Als wir beim Autohaus Bothe angekommen sind, standen da schon diverse geländefähige Fahrzeuge und zwei Leute schlichen schon um die Autos.
Der eine hat ausgesehen wie der Tourguide, also haben wir den einfach mal angesprochen, wird sind ja höfliche Menschen.
Naja… Er war doch nicht der Tourguide, sondern nur ein Mitfahrer. Man kann sich ja mal irren.

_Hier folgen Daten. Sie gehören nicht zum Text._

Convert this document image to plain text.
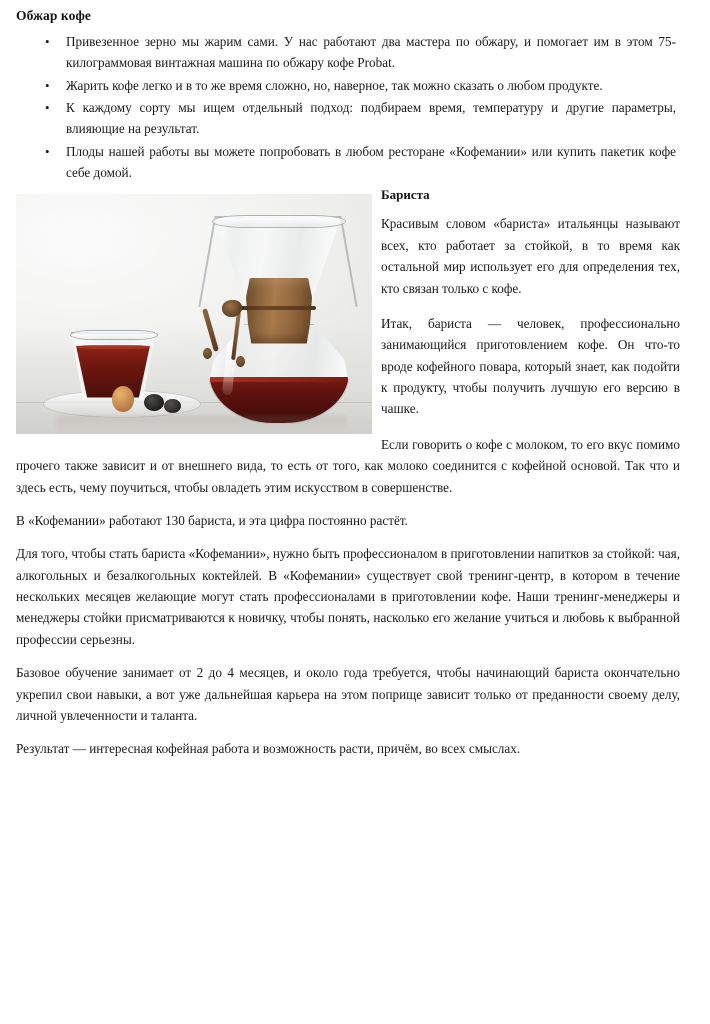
Обжар кофе
•	Привезенное зерно мы жарим сами. У нас работают два мастера по обжару, и помогает им в этом 75-килограммовая винтажная машина по обжару кофе Probat.
•	Жарить кофе легко и в то же время сложно, но, наверное, так можно сказать о любом продукте.
•	К каждому сорту мы ищем отдельный подход: подбираем время, температуру и другие параметры, влияющие на результат.
•	Плоды нашей работы вы можете попробовать в любом ресторане «Кофемании» или купить пакетик кофе себе домой.
Бариста

Красивым словом «бариста» итальянцы называют всех, кто работает за стойкой, в то время как остальной мир использует его для определения тех, кто связан только с кофе.

Итак, бариста — человек, профессионально занимающийся приготовлением кофе. Он что-то вроде кофейного повара, который знает, как подойти к продукту, чтобы получить лучшую его версию в чашке.

Если говорить о кофе с молоком, то его вкус помимо прочего также зависит и от внешнего вида, то есть от того, как молоко соединится с кофейной основой. Так что и здесь есть, чему поучиться, чтобы овладеть этим искусством в совершенстве.

В «Кофемании» работают 130 бариста, и эта цифра постоянно растёт.

Для того, чтобы стать бариста «Кофемании», нужно быть профессионалом в приготовлении напитков за стойкой: чая, алкогольных и безалкогольных коктейлей. В «Кофемании» существует свой тренинг-центр, в котором в течение нескольких месяцев желающие могут стать профессионалами в приготовлении кофе. Наши тренинг-менеджеры и менеджеры стойки присматриваются к новичку, чтобы понять, насколько его желание учиться и любовь к выбранной профессии серьезны.

Базовое обучение занимает от 2 до 4 месяцев, и около года требуется, чтобы начинающий бариста окончательно укрепил свои навыки, а вот уже дальнейшая карьера на этом поприще зависит только от преданности своему делу, личной увлеченности и таланта.

Результат — интересная кофейная работа и возможность расти, причём, во всех смыслах.
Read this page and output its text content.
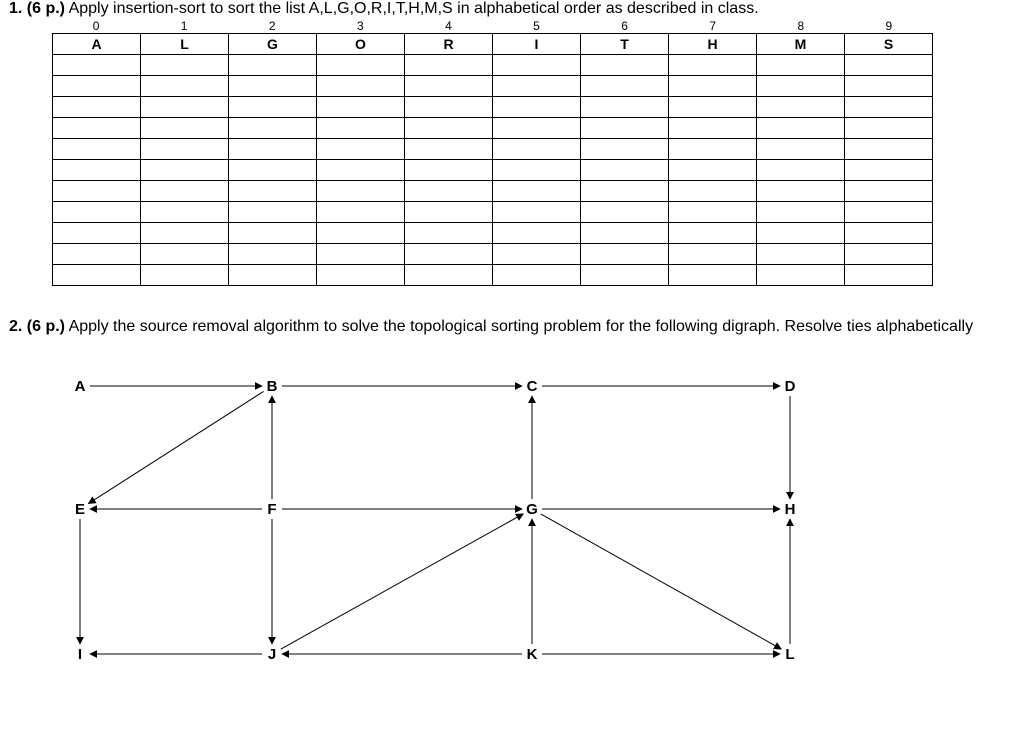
1. (6 p.) Apply insertion-sort to sort the list A,L,G,O,R,I,T,H,M,S in alphabetical order as described in class.
0	1	2	3	4	5	6	7	8	9
A	L	G	O	R	I	T	H	M	S

2. (6 p.) Apply the source removal algorithm to solve the topological sorting problem for the following digraph. Resolve ties alphabetically
A	B	C	D
E	F	G	H
I	J	K	L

Schon etwas vor der vereinbarten Zeit, haben wir dann die üblichen Klauseln unterschrieben. 1500 EUR Selbstbeteiligung und wir treten sämtliche Rechte an gemachten Film- und Fotoaufnahmen ab. Nunja.

Dann gab es einen kurzen Vortrag über Kohleabbau. Eigentlich ist das ja alles gar nich so schlecht, wie es von den Medien gemacht wird.
Aha.
Der bester Spruch war:
Ob jetzt so eine Eiszeit ein Loch in der Landschaft macht und daraus ein See wird, ober ob das durch den Abbau von Kohle passiert ist doch egal. Und richtig gut für die Natur ist das auch.
Aha.

Dann ging es auch schon los zur Verteilung der Autos.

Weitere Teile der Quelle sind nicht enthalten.